I remember the Herbert Hoover, Al Smith 1928 election. One day while I was staying with Aunt Lilly and grandma in Dunsmuir the Hoover train stopped. He was running for president and had two of his body guards with him, on his way to fish on the Klamath River, deciding to visit his cousin, my grandmother. He knocked and grandmother opened the door. He asked if she knew who he was, she said “yes, you’re Herbert our stealing cousin and shut the door. Poor Aunt Lilly was so upset she cried all day, all grandma would say is he took all the inheritance and put himself through Stanford.
When we first moved into our big house Alice had me so frightened at night that I would tie my big Teddy Bear to the bed with a large doll and sleep between them. She said Grampa Kuder who had died in 1927 would come at night and put his coat in our closet. My dad put a stop to her scaring me but one black and windy night in October she locked me out on the back porch and told me goblins and witches were coming to get me.
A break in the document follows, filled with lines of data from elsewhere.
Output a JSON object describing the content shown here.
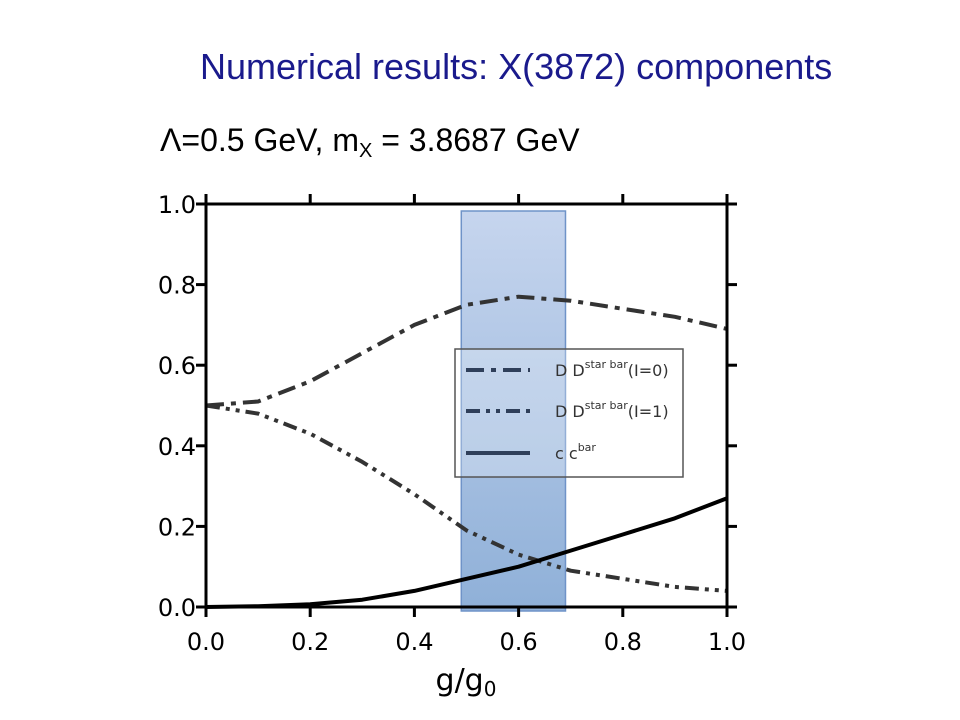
{
  "title": "Numerical results: X(3872) components",
  "subtitle": {
    "prefix": "Λ=0.5 GeV,  m",
    "sub": "X",
    "suffix": " = 3.8687 GeV"
  },
  "chart_data": {
    "type": "line",
    "xlabel": "g/g",
    "xlabel_sub": "0",
    "ylabel": "",
    "xlim": [
      0.0,
      1.0
    ],
    "ylim": [
      0.0,
      1.0
    ],
    "xticks": [
      "0.0",
      "0.2",
      "0.4",
      "0.6",
      "0.8",
      "1.0"
    ],
    "yticks": [
      "0.0",
      "0.2",
      "0.4",
      "0.6",
      "0.8",
      "1.0"
    ],
    "grid": false,
    "legend_position": "center-right",
    "highlight_band": {
      "x_range": [
        0.49,
        0.69
      ],
      "color": "#7fa6d6"
    },
    "series": [
      {
        "name": "D D",
        "name_sup": "star bar",
        "name_suffix": "(I=0)",
        "style": "dashdot",
        "color": "#333333",
        "x": [
          0.0,
          0.1,
          0.2,
          0.3,
          0.4,
          0.5,
          0.6,
          0.7,
          0.8,
          0.9,
          1.0
        ],
        "values": [
          0.5,
          0.51,
          0.56,
          0.63,
          0.7,
          0.75,
          0.77,
          0.76,
          0.74,
          0.72,
          0.69
        ]
      },
      {
        "name": "D D",
        "name_sup": "star bar",
        "name_suffix": "(I=1)",
        "style": "dashdotdot",
        "color": "#333333",
        "x": [
          0.0,
          0.1,
          0.2,
          0.3,
          0.4,
          0.5,
          0.6,
          0.7,
          0.8,
          0.9,
          1.0
        ],
        "values": [
          0.5,
          0.48,
          0.43,
          0.36,
          0.28,
          0.19,
          0.13,
          0.09,
          0.07,
          0.05,
          0.04
        ]
      },
      {
        "name": "c c",
        "name_sup": "bar",
        "name_suffix": "",
        "style": "solid",
        "color": "#000000",
        "x": [
          0.0,
          0.1,
          0.2,
          0.3,
          0.4,
          0.5,
          0.6,
          0.7,
          0.8,
          0.9,
          1.0
        ],
        "values": [
          0.0,
          0.002,
          0.007,
          0.018,
          0.04,
          0.07,
          0.1,
          0.14,
          0.18,
          0.22,
          0.27
        ]
      }
    ]
  }
}
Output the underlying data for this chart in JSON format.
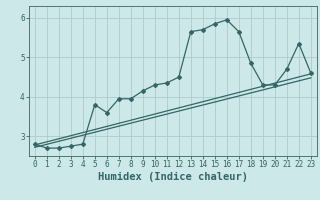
{
  "xlabel": "Humidex (Indice chaleur)",
  "ylabel": "",
  "bg_color": "#cce8e8",
  "grid_color": "#aacccc",
  "line_color": "#336666",
  "xlim": [
    -0.5,
    23.5
  ],
  "ylim": [
    2.5,
    6.3
  ],
  "yticks": [
    3,
    4,
    5,
    6
  ],
  "xticks": [
    0,
    1,
    2,
    3,
    4,
    5,
    6,
    7,
    8,
    9,
    10,
    11,
    12,
    13,
    14,
    15,
    16,
    17,
    18,
    19,
    20,
    21,
    22,
    23
  ],
  "series1_x": [
    0,
    1,
    2,
    3,
    4,
    5,
    6,
    7,
    8,
    9,
    10,
    11,
    12,
    13,
    14,
    15,
    16,
    17,
    18,
    19,
    20,
    21,
    22,
    23
  ],
  "series1_y": [
    2.8,
    2.7,
    2.7,
    2.75,
    2.8,
    3.8,
    3.6,
    3.95,
    3.95,
    4.15,
    4.3,
    4.35,
    4.5,
    5.65,
    5.7,
    5.85,
    5.95,
    5.65,
    4.85,
    4.3,
    4.3,
    4.7,
    5.35,
    4.6
  ],
  "series2_x": [
    0,
    23
  ],
  "series2_y": [
    2.78,
    4.58
  ],
  "series3_x": [
    0,
    23
  ],
  "series3_y": [
    2.72,
    4.48
  ],
  "tick_fontsize": 5.5,
  "label_fontsize": 7.5
}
The wind blowing between the house and garage would make a moaning sound. I was scared as I believed she had special powers, so scarred I passed out and my Dad found me. I was a tattle tale that time.
Every summer we would go to Ashland for the fourth of July. I have yet to see any fireworks that matched the ones at Lithia Park. We always brought home from Uncle Andrews’s orchard, apples, pears, apricots peaches and plums, enough fruit to can for the year. During the summer of 1929 mother’s cousin Clearance and his bride came to visit, they were on their way to Europe and had a brand new Cord. Uncle Pinney committed suicide when the stock market crashed and Aunt Annie lost millions but moved to Pasadena, then to Baldwin Park where she bought a store and three houses, Aunt Olive living in one houses. Uncle Cory was an alcoholic, I remember Aunt Olive being so happy he quit drinking, instead he was taking two bottle of medicinal tonic a day, 60% alcohol, he later died of TB.
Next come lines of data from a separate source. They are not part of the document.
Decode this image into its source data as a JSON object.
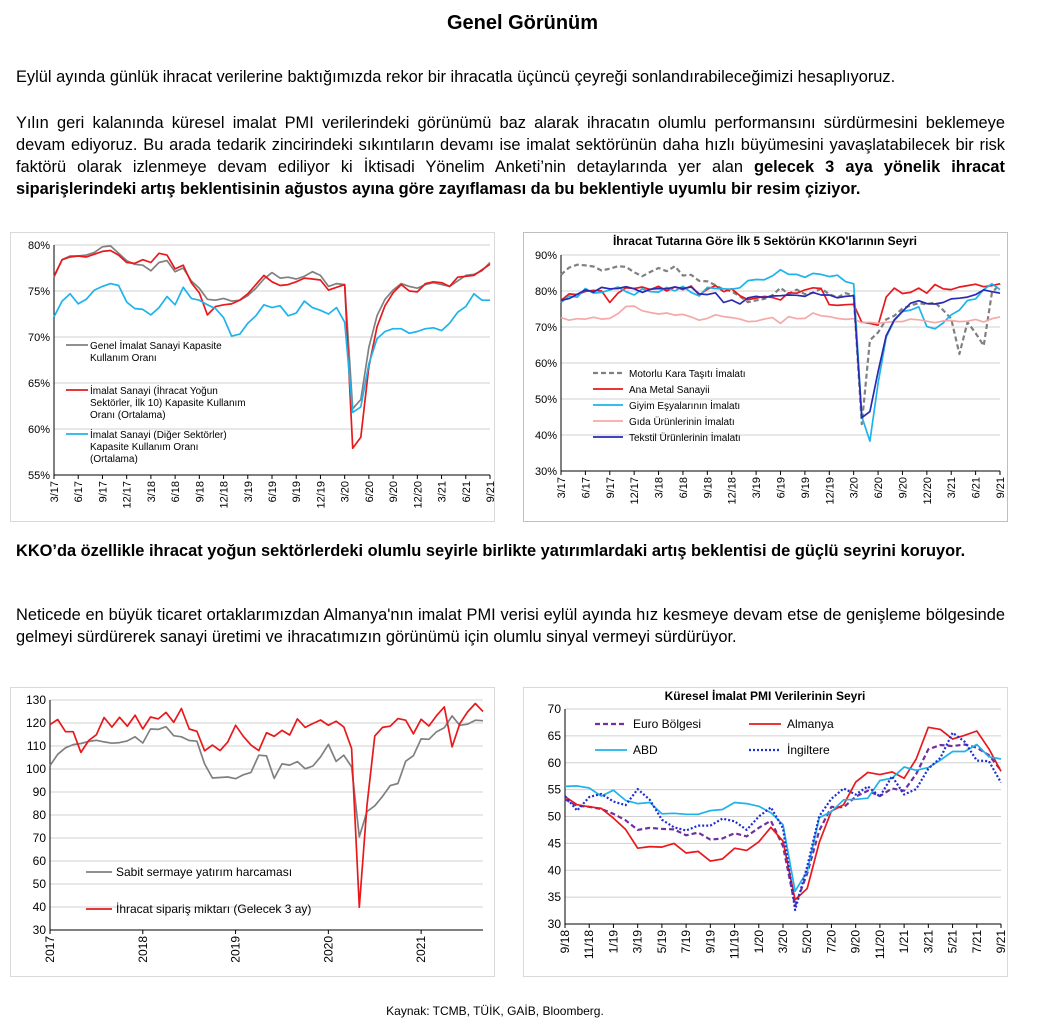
{
  "page": {
    "title": "Genel Görünüm",
    "p1": "Eylül ayında günlük ihracat verilerine baktığımızda rekor bir ihracatla üçüncü çeyreği sonlandırabileceğimizi hesaplıyoruz.",
    "p2_normal": "Yılın geri kalanında küresel imalat PMI verilerindeki görünümü baz alarak ihracatın olumlu performansını sürdürmesini beklemeye devam ediyoruz. Bu arada tedarik zincirindeki sıkıntıların devamı ise imalat sektörünün daha hızlı büyümesini yavaşlatabilecek bir risk faktörü olarak izlenmeye devam ediliyor ki İktisadi Yönelim Anketi’nin detaylarında yer alan ",
    "p2_bold": "gelecek 3 aya yönelik ihracat siparişlerindeki artış beklentisinin ağustos ayına göre zayıflaması da bu beklentiyle uyumlu bir resim çiziyor.",
    "p3": "KKO’da özellikle ihracat yoğun sektörlerdeki olumlu seyirle birlikte yatırımlardaki artış beklentisi de güçlü seyrini koruyor.",
    "p4": "Neticede en büyük ticaret ortaklarımızdan Almanya'nın imalat PMI verisi eylül ayında hız kesmeye devam etse de genişleme bölgesinde gelmeyi sürdürerek sanayi üretimi ve ihracatımızın görünümü için olumlu sinyal vermeyi sürdürüyor.",
    "source": "Kaynak: TCMB, TÜİK, GAİB, Bloomberg."
  },
  "chart_data": [
    {
      "id": "c1",
      "type": "line",
      "title": "",
      "ylim": [
        55,
        80
      ],
      "yticks": [
        55,
        60,
        65,
        70,
        75,
        80
      ],
      "ytick_labels": [
        "55%",
        "60%",
        "65%",
        "70%",
        "75%",
        "80%"
      ],
      "xticks": [
        "3/17",
        "6/17",
        "9/17",
        "12/17",
        "3/18",
        "6/18",
        "9/18",
        "12/18",
        "3/19",
        "6/19",
        "9/19",
        "12/19",
        "3/20",
        "6/20",
        "9/20",
        "12/20",
        "3/21",
        "6/21",
        "9/21"
      ],
      "grid": true,
      "legend_position": "left",
      "n_points": 55,
      "series": [
        {
          "name": "Genel İmalat Sanayi Kapasite Kullanım Oranı",
          "color": "#808080",
          "values": [
            76.5,
            78.4,
            78.8,
            78.8,
            78.9,
            79.2,
            79.8,
            79.9,
            79.1,
            78.3,
            77.9,
            77.8,
            77.2,
            78.1,
            78.3,
            77.1,
            77.5,
            76.1,
            75.3,
            74.1,
            74.0,
            74.2,
            73.9,
            74.0,
            74.5,
            75.3,
            76.3,
            77.0,
            76.4,
            76.5,
            76.3,
            76.6,
            77.1,
            76.7,
            75.5,
            75.8,
            75.7,
            62.2,
            63.2,
            68.9,
            72.3,
            74.1,
            75.1,
            75.8,
            75.5,
            75.3,
            75.7,
            75.9,
            75.7,
            75.5,
            76.1,
            76.7,
            76.8,
            77.2,
            78.1
          ]
        },
        {
          "name": "İmalat Sanayi (İhracat Yoğun Sektörler, İlk 10) Kapasite Kullanım Oranı (Ortalama)",
          "color": "#e8191d",
          "values": [
            76.6,
            78.4,
            78.7,
            78.8,
            78.7,
            79.0,
            79.3,
            79.4,
            78.9,
            78.1,
            78.0,
            78.4,
            78.1,
            79.1,
            78.9,
            77.4,
            77.8,
            75.9,
            74.8,
            72.4,
            73.3,
            73.5,
            73.6,
            74.0,
            74.7,
            75.7,
            76.7,
            76.0,
            75.6,
            75.7,
            76.0,
            76.4,
            76.3,
            76.2,
            75.1,
            75.4,
            75.7,
            57.9,
            59.1,
            66.8,
            71.1,
            73.4,
            74.8,
            75.7,
            75.0,
            74.9,
            75.8,
            76.0,
            75.9,
            75.5,
            76.5,
            76.6,
            76.7,
            77.3,
            77.9
          ]
        },
        {
          "name": "İmalat Sanayi (Diğer Sektörler) Kapasite Kullanım Oranı (Ortalama)",
          "color": "#1eb3ea",
          "values": [
            72.2,
            73.9,
            74.7,
            73.6,
            74.1,
            75.1,
            75.5,
            75.8,
            75.6,
            73.8,
            73.1,
            73.0,
            72.4,
            73.2,
            74.4,
            73.5,
            75.4,
            74.2,
            74.0,
            73.5,
            73.1,
            72.1,
            70.1,
            70.3,
            71.5,
            72.3,
            73.5,
            73.2,
            73.4,
            72.3,
            72.6,
            73.9,
            73.2,
            72.9,
            72.5,
            73.2,
            71.6,
            61.8,
            62.4,
            67.1,
            69.8,
            70.6,
            70.9,
            70.9,
            70.4,
            70.6,
            70.9,
            71.0,
            70.7,
            71.5,
            72.7,
            73.3,
            74.7,
            74.0,
            74.0
          ]
        }
      ]
    },
    {
      "id": "c2",
      "type": "line",
      "title": "İhracat Tutarına Göre İlk 5 Sektörün KKO'larının Seyri",
      "ylim": [
        30,
        90
      ],
      "yticks": [
        30,
        40,
        50,
        60,
        70,
        80,
        90
      ],
      "ytick_labels": [
        "30%",
        "40%",
        "50%",
        "60%",
        "70%",
        "80%",
        "90%"
      ],
      "xticks": [
        "3/17",
        "6/17",
        "9/17",
        "12/17",
        "3/18",
        "6/18",
        "9/18",
        "12/18",
        "3/19",
        "6/19",
        "9/19",
        "12/19",
        "3/20",
        "6/20",
        "9/20",
        "12/20",
        "3/21",
        "6/21",
        "9/21"
      ],
      "grid": true,
      "legend_position": "center-left",
      "n_points": 55,
      "series": [
        {
          "name": "Motorlu Kara Taşıtı İmalatı",
          "color": "#808080",
          "dash": true,
          "values": [
            84.5,
            86.5,
            87.3,
            87.1,
            86.8,
            85.7,
            86.2,
            86.9,
            86.7,
            85.2,
            84.1,
            85.3,
            86.4,
            85.5,
            86.9,
            84.3,
            84.5,
            82.8,
            82.7,
            81.6,
            80.4,
            79.9,
            78.5,
            76.9,
            77.4,
            77.8,
            78.8,
            80.9,
            79.2,
            80.4,
            79.1,
            79.5,
            80.7,
            79.1,
            78.2,
            79.4,
            78.8,
            43.0,
            66.3,
            68.5,
            72.1,
            73.1,
            75.1,
            76.0,
            76.6,
            76.3,
            76.8,
            74.7,
            72.3,
            62.5,
            71.3,
            68.3,
            64.8,
            79.5,
            82.0
          ]
        },
        {
          "name": "Ana Metal Sanayii",
          "color": "#e8191d",
          "values": [
            77.4,
            79.2,
            79.0,
            79.9,
            80.2,
            80.0,
            76.8,
            79.4,
            80.9,
            80.7,
            81.1,
            80.4,
            81.3,
            80.0,
            81.1,
            80.4,
            81.4,
            78.9,
            80.5,
            81.5,
            79.8,
            80.6,
            78.7,
            77.6,
            78.0,
            78.5,
            78.2,
            77.5,
            79.5,
            79.4,
            80.3,
            80.9,
            80.7,
            76.2,
            76.0,
            76.2,
            76.3,
            71.3,
            71.0,
            70.5,
            78.3,
            80.8,
            79.3,
            79.6,
            80.8,
            79.4,
            81.8,
            80.6,
            80.4,
            81.1,
            81.5,
            81.9,
            81.2,
            81.5,
            82.0
          ]
        },
        {
          "name": "Giyim Eşyalarının İmalatı",
          "color": "#1eb3ea",
          "values": [
            76.8,
            78.6,
            78.3,
            80.7,
            79.4,
            79.6,
            80.3,
            81.1,
            79.8,
            78.9,
            80.6,
            79.8,
            79.7,
            81.0,
            80.0,
            81.3,
            79.6,
            78.6,
            81.0,
            80.7,
            80.6,
            80.5,
            80.9,
            82.9,
            83.2,
            83.1,
            84.2,
            85.9,
            84.6,
            84.6,
            83.8,
            84.9,
            84.6,
            84.0,
            84.4,
            82.6,
            82.0,
            45.1,
            38.3,
            54.4,
            67.2,
            71.8,
            74.3,
            74.7,
            75.6,
            70.1,
            69.5,
            71.1,
            73.4,
            74.7,
            77.4,
            77.8,
            80.4,
            82.0,
            80.4
          ]
        },
        {
          "name": "Gıda Ürünlerinin İmalatı",
          "color": "#f4a9a8",
          "values": [
            72.6,
            71.9,
            72.3,
            72.2,
            72.7,
            72.2,
            72.4,
            73.7,
            75.7,
            75.8,
            74.5,
            74.0,
            73.6,
            73.9,
            73.3,
            73.5,
            72.8,
            71.9,
            72.4,
            73.4,
            72.9,
            72.6,
            72.2,
            71.5,
            71.6,
            72.2,
            72.6,
            71.0,
            72.9,
            72.3,
            72.4,
            73.9,
            73.1,
            72.9,
            72.4,
            72.1,
            72.3,
            71.2,
            71.3,
            71.0,
            71.3,
            71.5,
            71.5,
            72.2,
            72.0,
            71.6,
            71.2,
            71.7,
            71.8,
            71.5,
            71.6,
            72.1,
            71.4,
            72.3,
            72.8
          ]
        },
        {
          "name": "Tekstil Ürünlerinin İmalatı",
          "color": "#2a2ab0",
          "values": [
            77.4,
            77.9,
            79.1,
            80.3,
            79.7,
            81.0,
            80.6,
            80.7,
            81.2,
            80.6,
            79.6,
            80.5,
            80.7,
            80.6,
            81.1,
            80.7,
            81.1,
            79.2,
            79.0,
            79.5,
            76.8,
            77.5,
            76.4,
            78.1,
            78.5,
            78.2,
            78.6,
            78.7,
            78.9,
            78.8,
            78.5,
            79.6,
            78.9,
            78.9,
            78.1,
            78.5,
            78.7,
            44.8,
            46.5,
            57.6,
            67.6,
            72.0,
            74.3,
            76.6,
            77.3,
            76.5,
            76.4,
            76.8,
            77.8,
            78.0,
            78.3,
            79.0,
            80.3,
            79.8,
            79.4
          ]
        }
      ]
    },
    {
      "id": "c3",
      "type": "line",
      "title": "",
      "ylim": [
        30,
        130
      ],
      "yticks": [
        30,
        40,
        50,
        60,
        70,
        80,
        90,
        100,
        110,
        120,
        130
      ],
      "ytick_labels": [
        "30",
        "40",
        "50",
        "60",
        "70",
        "80",
        "90",
        "100",
        "110",
        "120",
        "130"
      ],
      "xticks": [
        "2017",
        "2018",
        "2019",
        "2020",
        "2021"
      ],
      "grid": true,
      "legend_position": "bottom-left",
      "n_points": 57,
      "series": [
        {
          "name": "Sabit sermaye yatırım harcaması",
          "color": "#808080",
          "values": [
            101.5,
            106.4,
            109.2,
            110.6,
            111.1,
            112.0,
            112.5,
            111.8,
            111.2,
            111.5,
            112.2,
            114.0,
            111.3,
            117.4,
            117.2,
            118.4,
            114.5,
            114.0,
            112.4,
            112.1,
            102.2,
            96.1,
            96.3,
            96.5,
            95.8,
            97.5,
            98.5,
            106.0,
            105.7,
            95.9,
            102.2,
            101.7,
            103.2,
            100.1,
            101.3,
            105.3,
            110.7,
            103.3,
            106.0,
            100.9,
            70.5,
            81.5,
            84.0,
            88.1,
            92.8,
            93.7,
            103.4,
            105.8,
            113.1,
            112.9,
            116.2,
            117.9,
            123.1,
            119.0,
            119.5,
            121.2,
            121.0
          ]
        },
        {
          "name": "İhracat sipariş miktarı (Gelecek 3 ay)",
          "color": "#e8191d",
          "values": [
            119.3,
            121.5,
            116.2,
            116.2,
            107.2,
            112.4,
            114.9,
            122.4,
            118.2,
            122.5,
            118.6,
            123.4,
            117.4,
            122.6,
            121.8,
            124.6,
            120.3,
            126.3,
            117.4,
            116.4,
            107.9,
            110.4,
            108.0,
            111.8,
            119.0,
            114.2,
            110.4,
            108.0,
            115.8,
            114.2,
            116.8,
            114.8,
            121.8,
            118.1,
            119.8,
            121.3,
            119.0,
            120.8,
            118.3,
            108.9,
            39.9,
            84.3,
            114.4,
            118.1,
            118.6,
            121.9,
            121.2,
            115.3,
            121.6,
            118.7,
            123.2,
            127.0,
            109.6,
            119.7,
            124.8,
            128.5,
            125.0
          ]
        }
      ]
    },
    {
      "id": "c4",
      "type": "line",
      "title": "Küresel İmalat PMI Verilerinin Seyri",
      "ylim": [
        30,
        70
      ],
      "yticks": [
        30,
        35,
        40,
        45,
        50,
        55,
        60,
        65,
        70
      ],
      "ytick_labels": [
        "30",
        "35",
        "40",
        "45",
        "50",
        "55",
        "60",
        "65",
        "70"
      ],
      "xticks": [
        "9/18",
        "11/18",
        "1/19",
        "3/19",
        "5/19",
        "7/19",
        "9/19",
        "11/19",
        "1/20",
        "3/20",
        "5/20",
        "7/20",
        "9/20",
        "11/20",
        "1/21",
        "3/21",
        "5/21",
        "7/21",
        "9/21"
      ],
      "grid": true,
      "legend_position": "top",
      "n_points": 37,
      "series": [
        {
          "name": "Euro Bölgesi",
          "color": "#7030a0",
          "dash": true,
          "values": [
            53.2,
            52.0,
            51.8,
            51.4,
            50.5,
            49.3,
            47.5,
            47.9,
            47.7,
            47.6,
            46.5,
            47.0,
            45.7,
            45.9,
            46.9,
            46.3,
            47.9,
            49.2,
            44.5,
            33.4,
            39.4,
            47.4,
            51.8,
            51.7,
            53.7,
            54.8,
            53.8,
            55.2,
            54.8,
            57.9,
            62.5,
            63.3,
            63.1,
            63.4,
            62.8,
            61.4,
            58.6
          ]
        },
        {
          "name": "Almanya",
          "color": "#e8191d",
          "values": [
            53.7,
            52.2,
            51.8,
            51.5,
            49.7,
            47.6,
            44.1,
            44.4,
            44.3,
            45.0,
            43.2,
            43.5,
            41.7,
            42.1,
            44.1,
            43.7,
            45.3,
            48.0,
            45.4,
            34.5,
            36.6,
            45.2,
            51.0,
            52.2,
            56.4,
            58.2,
            57.8,
            58.3,
            57.1,
            60.7,
            66.6,
            66.2,
            64.4,
            65.1,
            65.9,
            62.6,
            58.4
          ]
        },
        {
          "name": "ABD",
          "color": "#1eb3ea",
          "values": [
            55.6,
            55.7,
            55.3,
            53.8,
            54.9,
            53.0,
            52.4,
            52.6,
            50.5,
            50.6,
            50.4,
            50.4,
            51.1,
            51.3,
            52.6,
            52.4,
            51.9,
            50.7,
            48.5,
            36.1,
            39.8,
            49.8,
            50.9,
            53.1,
            53.2,
            53.4,
            56.7,
            57.1,
            59.2,
            58.6,
            59.1,
            60.5,
            62.1,
            62.1,
            63.4,
            61.1,
            60.7
          ]
        },
        {
          "name": "İngiltere",
          "color": "#1f2fd1",
          "dash": true,
          "values": [
            53.8,
            51.1,
            53.6,
            54.2,
            52.8,
            52.1,
            55.1,
            53.1,
            49.4,
            48.0,
            47.4,
            48.3,
            48.3,
            49.6,
            49.1,
            47.5,
            50.0,
            51.7,
            47.8,
            32.6,
            40.7,
            50.1,
            53.3,
            55.2,
            54.1,
            55.6,
            53.7,
            57.5,
            54.1,
            55.1,
            58.9,
            60.9,
            65.6,
            63.9,
            60.4,
            60.3,
            56.3
          ]
        }
      ]
    }
  ]
}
I joined the Girl Scouts and we would go to Ashland for a week every year. As a girl scout I climbed Black Butte, also as high as Thumb rock on Mt. Shasta but when I was eleven I didn’t get to go, all the money I had saved for the trip went to buy Alice a wedding dress. That year I learned how and where babies came from. Mother gave me her medical book that showed all the female and male parts, telling me to read it. The pictures alone were education, what an education. Bea Parrott, Alice Larson and Jerry Saxton were soon educated by me, my good friends were well informed.
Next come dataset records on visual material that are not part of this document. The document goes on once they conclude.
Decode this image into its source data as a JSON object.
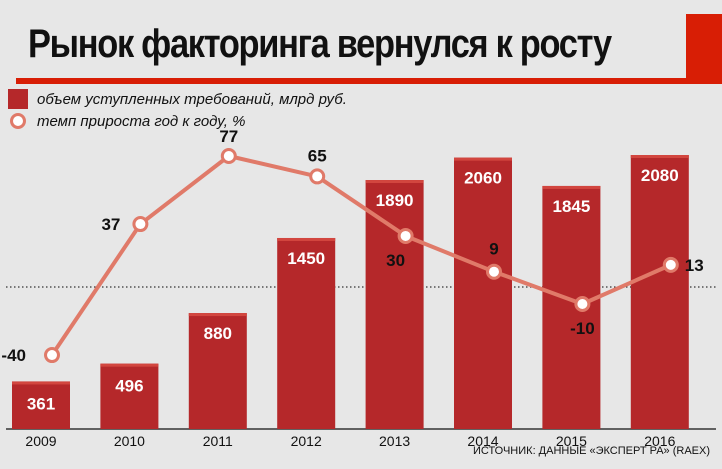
{
  "title": "Рынок факторинга вернулся к росту",
  "source": "ИСТОЧНИК: ДАННЫЕ «ЭКСПЕРТ РА» (RAEX)",
  "colors": {
    "bar": "#b5282a",
    "bar_top": "#d2463f",
    "line": "#e07a69",
    "accent": "#d81e05",
    "background": "#e7e7e7"
  },
  "chart_data": {
    "type": "bar",
    "categories": [
      "2009",
      "2010",
      "2011",
      "2012",
      "2013",
      "2014",
      "2015",
      "2016"
    ],
    "series": [
      {
        "name": "объем уступленных требований, млрд руб.",
        "type": "bar",
        "values": [
          361,
          496,
          880,
          1450,
          1890,
          2060,
          1845,
          2080
        ]
      },
      {
        "name": "темп прироста год к году, %",
        "type": "line",
        "values": [
          -40,
          37,
          77,
          65,
          30,
          9,
          -10,
          13
        ]
      }
    ],
    "legend": "top-left",
    "zero_line": "dotted",
    "grid": false
  }
}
As soon as I was old enough I had to watch my nieces and nephews, Jerry was six, Peggy six and half, Bobby five and half and Bud 8 years, younger than I. The only time my father ever threaten to spank me was when I was watching them. He had a big long work table, standing about three feet off the ground and I had built a playhouse on it using a latter to get up on it. I wouldn’t let them play in my playhouse, I was afraid they might fall and they went crying to my dad. He sent me inside promising to spank me for being selfish and I locked myself in my bedroom and when he found out why I wouldn’t let the little ones in my playhouse he came to the door to apologized, but l didn’t stop crying. After he brought me some ice cream I accepted his apology. It was a real hurt to think that he thought I was selfish, for to me my father was everything.